А  Б  В  Г  Д  Е  Ж  З  И  Й  К  Л  М  Н  О  П  Р  С  Т  У  Ф  Х  Ц  Ч  Ш  Щ  Э  Ю  Я  AZ

 


Хризантема, как цыганка, склоняется над некоей квадратной коробочкой красного дерева, содержащей маленькую табакерку, маленькую фарфоровую жаровню с постоянно тлеющими углями и, наконец, бамбуковую вазочку, чтобы высыпать пепел и сплевывать слюну. (Внизу, у госпожи Сливы, как и в других местах, у всех японцев и у всех японок, точно такие же курительные коробочки, содержащие те же самые и так же расположенные предметы, – и везде, и в богатых, и в бедных жилищах, они валяются на полу.)
Слово «трубка» слишком тривиально, а главное, слишком грубо для этой тоненькой прямой серебряной трубочки, завершающейся крошечной чашечкой, куда кладется всего одна щепотка светлого табака, нарезанного тоньше шелковых нитей.
Две затяжки, от силы три; это длится всего несколько секунд, и трубка кончается.

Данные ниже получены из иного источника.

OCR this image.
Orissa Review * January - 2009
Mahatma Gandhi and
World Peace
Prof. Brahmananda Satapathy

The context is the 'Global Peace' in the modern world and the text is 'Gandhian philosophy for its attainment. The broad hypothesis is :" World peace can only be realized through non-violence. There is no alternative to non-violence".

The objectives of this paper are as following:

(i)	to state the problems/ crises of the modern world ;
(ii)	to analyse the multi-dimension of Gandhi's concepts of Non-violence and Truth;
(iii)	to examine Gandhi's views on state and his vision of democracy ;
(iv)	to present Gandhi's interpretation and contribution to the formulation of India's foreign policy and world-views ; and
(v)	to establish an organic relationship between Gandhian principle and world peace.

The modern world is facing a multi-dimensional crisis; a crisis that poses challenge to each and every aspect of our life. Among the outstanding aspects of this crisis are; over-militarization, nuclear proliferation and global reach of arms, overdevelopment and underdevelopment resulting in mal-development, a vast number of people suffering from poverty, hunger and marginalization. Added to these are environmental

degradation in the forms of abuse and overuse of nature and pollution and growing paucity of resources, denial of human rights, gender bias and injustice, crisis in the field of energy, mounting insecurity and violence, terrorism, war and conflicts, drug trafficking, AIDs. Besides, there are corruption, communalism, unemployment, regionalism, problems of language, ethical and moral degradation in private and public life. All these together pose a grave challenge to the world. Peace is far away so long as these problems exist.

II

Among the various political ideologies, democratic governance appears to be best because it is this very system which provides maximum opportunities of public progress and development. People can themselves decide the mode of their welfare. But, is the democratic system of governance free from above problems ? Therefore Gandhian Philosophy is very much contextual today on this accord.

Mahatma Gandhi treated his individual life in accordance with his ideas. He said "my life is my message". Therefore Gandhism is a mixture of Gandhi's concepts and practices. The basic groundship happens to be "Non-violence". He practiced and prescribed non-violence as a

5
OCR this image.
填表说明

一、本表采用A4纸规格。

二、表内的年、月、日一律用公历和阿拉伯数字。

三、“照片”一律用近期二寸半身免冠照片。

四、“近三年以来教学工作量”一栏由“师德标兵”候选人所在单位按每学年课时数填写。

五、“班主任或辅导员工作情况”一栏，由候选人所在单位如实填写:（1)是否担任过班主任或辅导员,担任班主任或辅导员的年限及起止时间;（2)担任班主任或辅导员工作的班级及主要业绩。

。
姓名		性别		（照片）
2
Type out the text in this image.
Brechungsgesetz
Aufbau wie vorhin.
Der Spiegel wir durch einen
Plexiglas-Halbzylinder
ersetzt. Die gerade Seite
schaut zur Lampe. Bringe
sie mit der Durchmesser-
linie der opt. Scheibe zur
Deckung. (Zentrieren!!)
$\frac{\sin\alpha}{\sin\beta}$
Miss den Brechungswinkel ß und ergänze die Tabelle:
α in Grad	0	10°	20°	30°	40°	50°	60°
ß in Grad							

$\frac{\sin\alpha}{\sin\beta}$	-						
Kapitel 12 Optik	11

А потом тук-тук-тук-тук – трубкой сильно стучат о бортик курительной коробки, чтобы выбить пепел, который всегда застревает; и этот стук, раздающийся повсюду, в каждом доме, в любое время дня и ночи, странный и быстрый, как обезьянье царапанье, в Японии относится к характерным звукам человеческой жизни…
– Аната, номимасэ! (Покури ты тоже!) – предлагает Хризантема.
И вновь набив невыносимую трубочку, она с поклоном подносит к моим губам серебряный мундштук – а я из вежливости не решаюсь отказаться; но вкус едкий, отвратительный…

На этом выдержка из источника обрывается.